Ricardo começou a falar e Ishiro voltou a fechar os olhos, ouvindo com toda a atenção e sentindo a imensa dor do jovem. Optou por não dizer nada até que o seu pupilo terminasse. Nesse momento, ambos permaneceram em silêncio pois Ricardo sabia que Ishiro analisava todos os fatos. Não foi preciso aguardar muito quando ele disse:
– Filho, eu estou ficando velho e já me cansei de matar. Há vinte anos que venho eliminando criminosos, primeiro para o governo e depois por conta própria. Para um budista como eu, isso fere toda a essência do meu ser, mas faço questão de pegar estes que o magoaram tanto. Quando você nasceu eu jurei perante seu pai e sua mãe que iria protegê-lo e cuidar da sua vida até à minha morte. Entendo a dor por que passa, mas o que aconteceu, aconteceu, e o passado não pode ser mudado.
– Bem sei que o passado é imutável, mas há um futuro pela frente, mas que encerra tantas hipóteses diferentes que até me assusta. Antes, tudo o que eu desejava era matar os criminosos e depois partir, mas e agora?
– Agora, filho, você nem precisa de me perguntar, não concorda? – perguntou o mestre. – A questão no fundo, resume-se a uma única coisa: será que ela o vai desejar novamente. Afinal ela casou-se com outro homem. Por sinal, eu acho que esse seu amigo é podre.
– Ele teve boas intenções, mestre. Não o culpo de ser apaixonado por ela, que é demasiado especial.
– Você faria o que ele fez, Ricardo? – perguntou-lhe à queima-roupa. – Mesmo se fosse apaixonado pela noiva do outro?
Ricardo não respondeu e baixou a cabeça.
– Pelo seu silêncio e as batidas do seu coração, que mais parece um rufar de tambores, presumo que não. Não me espantaria nada se ele estivesse envolvido nisso. Siga o meu conselho e não lhe conte nada.
– Mestre, ele sempre nos ajudou a pegar criminosos. Tá certo que não jogou limpo com relação à minha Jade, mas não é o responsável pelo que me aconteceu.
– Estero que tenha razão, filho, porque eu não estou certo disso.
– Por que tem tanta certeza mestre?
– No que trabalhava quando tentaram matá-lo?
– Eu pesquisava quatro políticos, que suspeitava estarem envolvidos no crime organizado.
– Quem sabia do seu trabalho?
– O departamento, mas a única pessoa com quem eu me abria fora dele era o Marcelo. Só que ele é um combatente ferrenho da corrupção e passava-nos, secretamente, informações. Não creio que esteja envolvido nisso.
– Ele é um político, mestre na arte de esconder o verdadeiro rosto. Cuide-se, filho. Em breve, você voltará a ser um alvo; mas, desta vez, eles terão uma surpresa enorme.

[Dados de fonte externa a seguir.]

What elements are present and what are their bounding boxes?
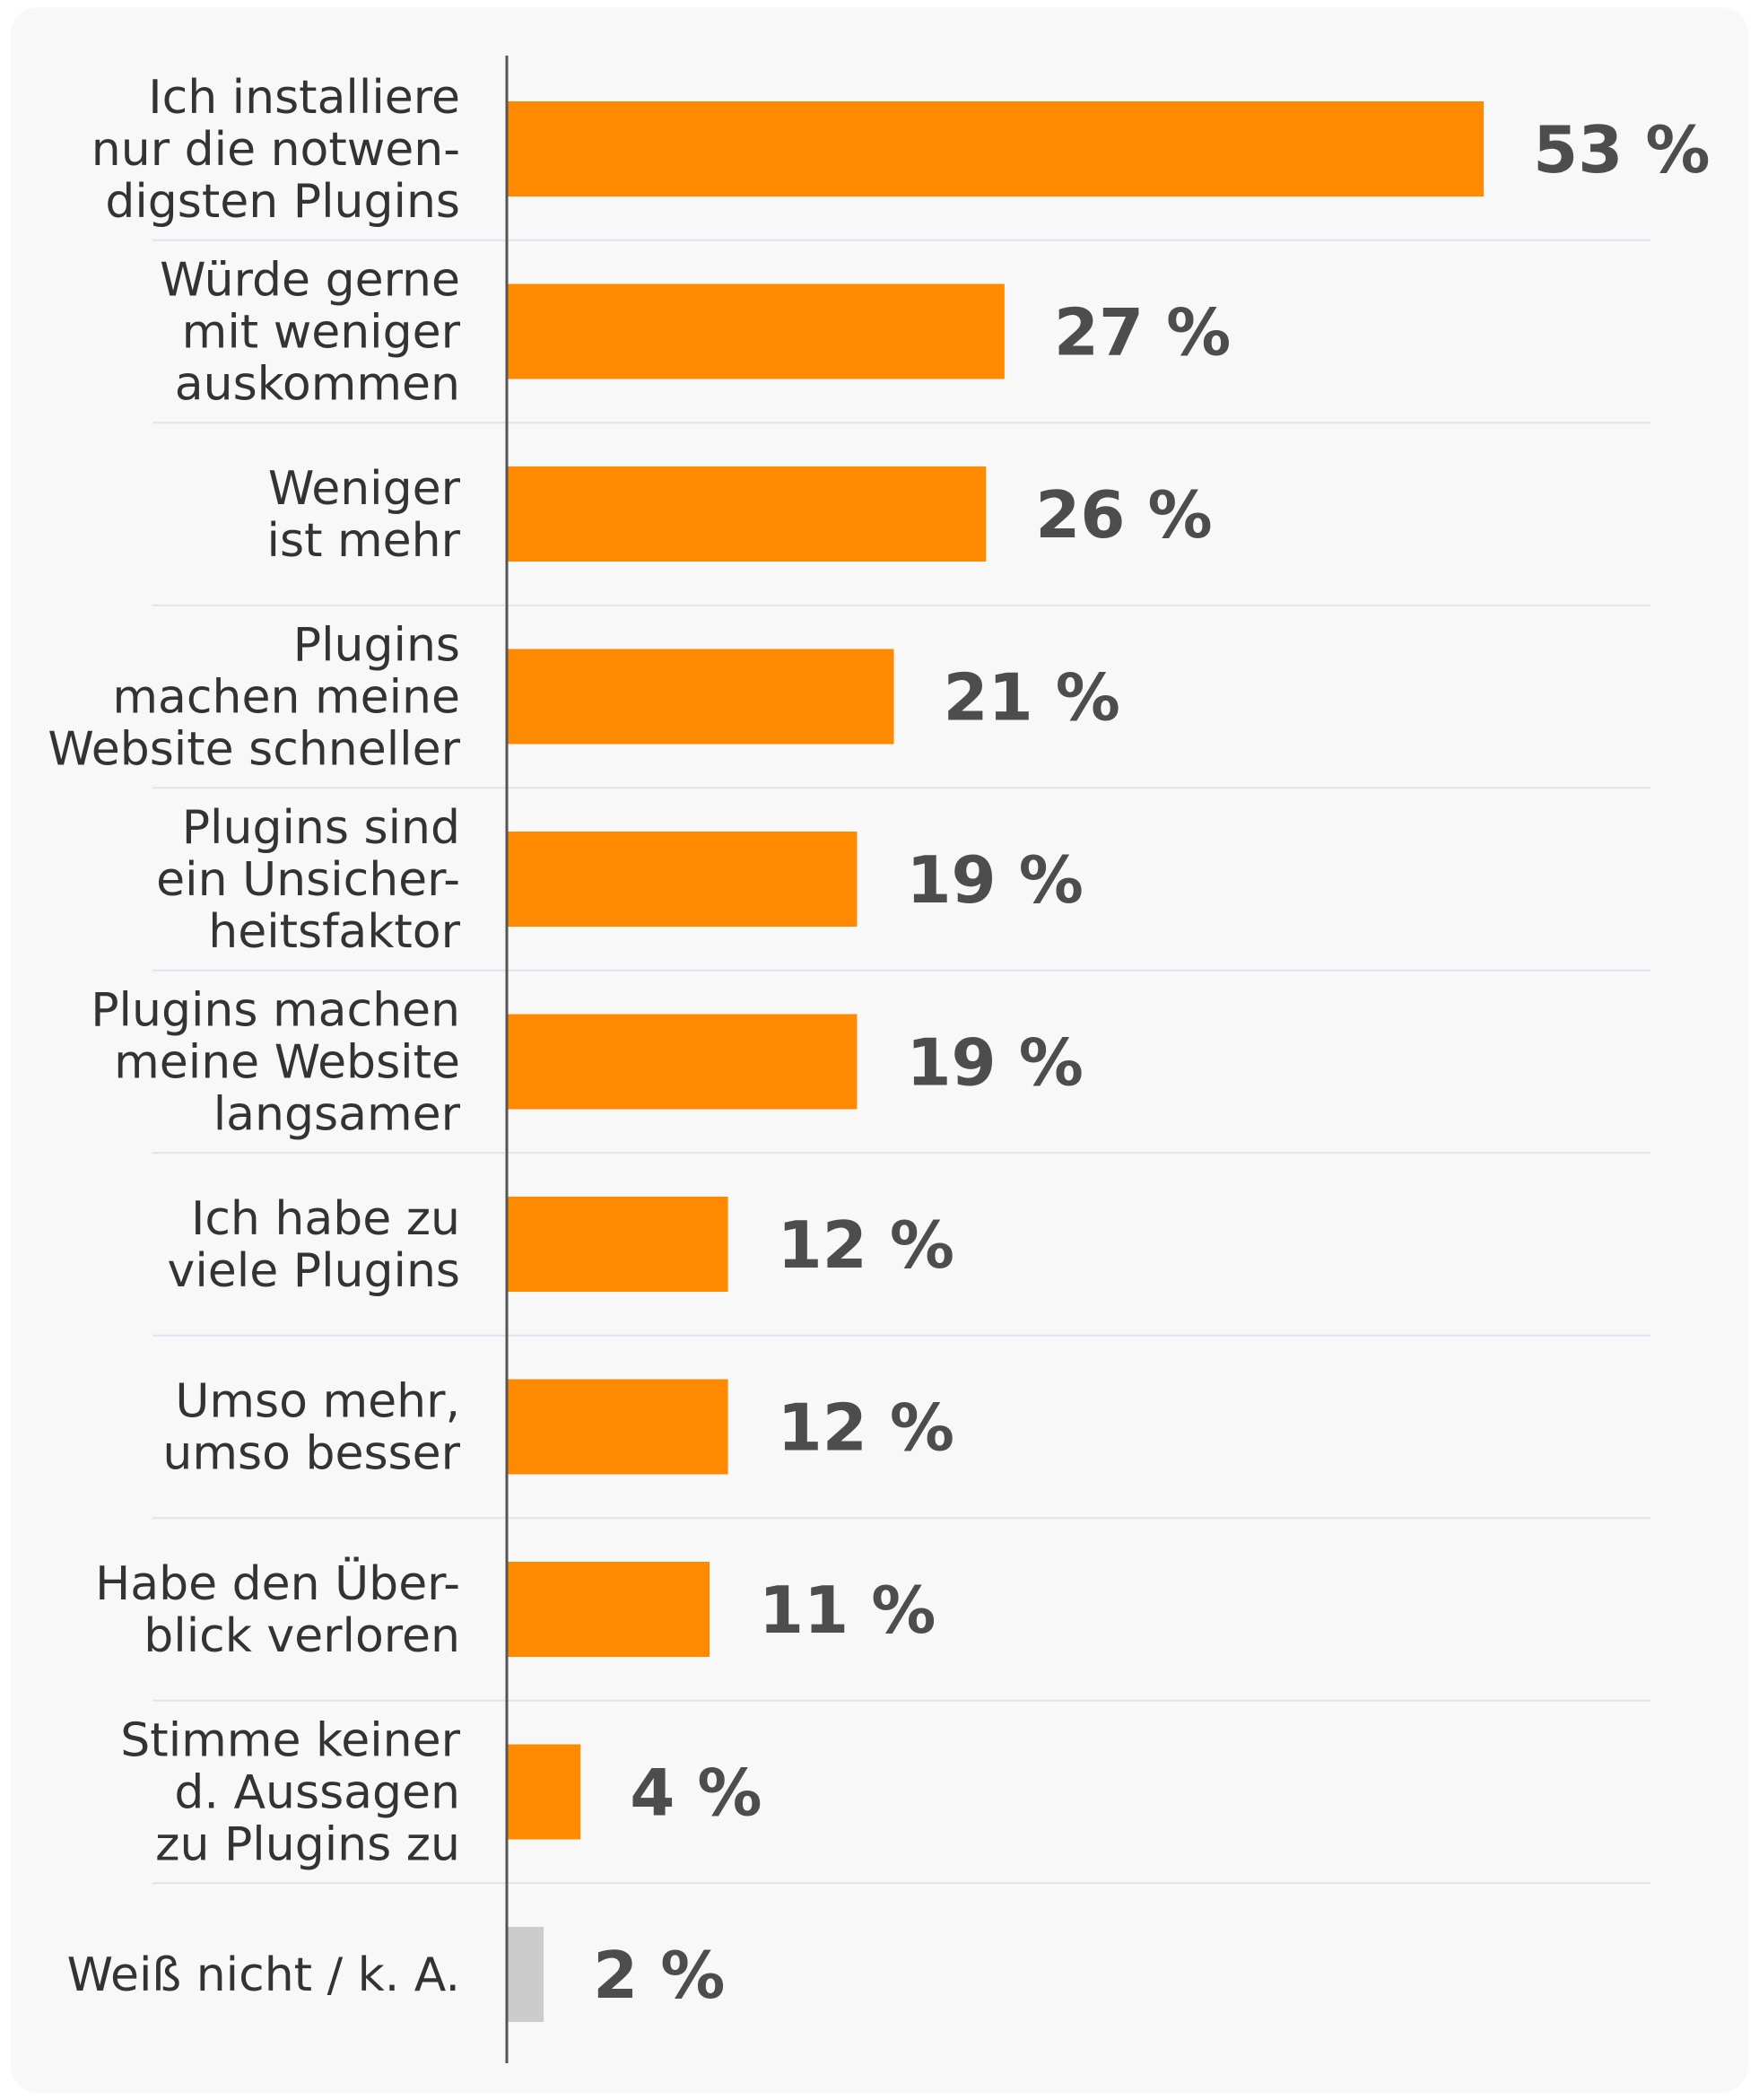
category-label: meine Website xyxy=(114,1036,460,1090)
category-label: d. Aussagen xyxy=(174,1766,460,1820)
value-label: 53 % xyxy=(1533,112,1710,187)
category-label: auskommen xyxy=(175,358,460,412)
value-label: 11 % xyxy=(759,1573,936,1648)
category-label: blick verloren xyxy=(144,1609,460,1663)
bar xyxy=(507,1197,728,1292)
value-label: 19 % xyxy=(906,1025,1083,1101)
category-label: mit weniger xyxy=(182,306,461,360)
category-label: Weiß nicht / k. A. xyxy=(67,1948,460,2002)
bar xyxy=(507,1744,581,1840)
value-label: 12 % xyxy=(778,1390,954,1466)
category-label: Ich installiere xyxy=(148,71,460,125)
category-label: viele Plugins xyxy=(168,1244,460,1298)
category-label: Weniger xyxy=(268,462,461,516)
value-label: 19 % xyxy=(906,842,1083,918)
category-label: nur die notwen- xyxy=(91,123,460,177)
bar xyxy=(507,1927,544,2022)
category-label: Plugins machen xyxy=(91,984,460,1038)
category-label: heitsfaktor xyxy=(208,905,460,959)
bar xyxy=(507,1379,728,1475)
category-label: Website schneller xyxy=(48,723,460,777)
bar xyxy=(507,649,894,745)
bar xyxy=(507,1562,710,1657)
category-label: zu Plugins zu xyxy=(155,1818,460,1872)
category-label: umso besser xyxy=(162,1427,460,1481)
bar xyxy=(507,832,858,927)
bar xyxy=(507,1014,858,1110)
category-label: Plugins sind xyxy=(182,801,460,855)
category-label: Würde gerne xyxy=(160,254,460,308)
category-label: ist mehr xyxy=(267,514,461,568)
value-label: 21 % xyxy=(944,660,1120,736)
bar xyxy=(507,101,1485,196)
category-label: Habe den Über- xyxy=(95,1556,460,1611)
category-label: digsten Plugins xyxy=(105,175,460,229)
category-label: langsamer xyxy=(213,1088,461,1142)
value-label: 26 % xyxy=(1035,477,1212,553)
bar xyxy=(507,466,987,562)
category-label: Stimme keiner xyxy=(120,1714,460,1768)
value-label: 4 % xyxy=(630,1756,762,1831)
category-label: Umso mehr, xyxy=(175,1375,460,1429)
category-label: Plugins xyxy=(293,619,460,673)
value-label: 2 % xyxy=(593,1938,725,2013)
value-label: 12 % xyxy=(778,1207,954,1283)
bar xyxy=(507,283,1005,379)
category-label: Ich habe zu xyxy=(191,1192,460,1246)
value-label: 27 % xyxy=(1054,295,1231,370)
category-label: machen meine xyxy=(112,671,460,725)
category-label: ein Unsicher- xyxy=(156,853,460,907)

Após conversar com o japonês por um par de horas, Ricardo foi para a sua casa. Já era muito tarde e precisava de dirigir uns bons quilômetros até São Conrado, onde vivia. Conduzia devagar e triste, cheio de dor no coração, pois as lembranças de tudo não lhe saiam da cabeça.
O destino, às vezes, era muito cruel, mas saiu do seu mestre com a decisão tomada: desmantelaria e exterminaria a gangue que quase o destruiu, mas também estava determinado a recuperar a sua mulher a qualquer preço, pois o Marcelo não jogou limpo. Contudo, a sua maior preocupação era que ela não sofresse.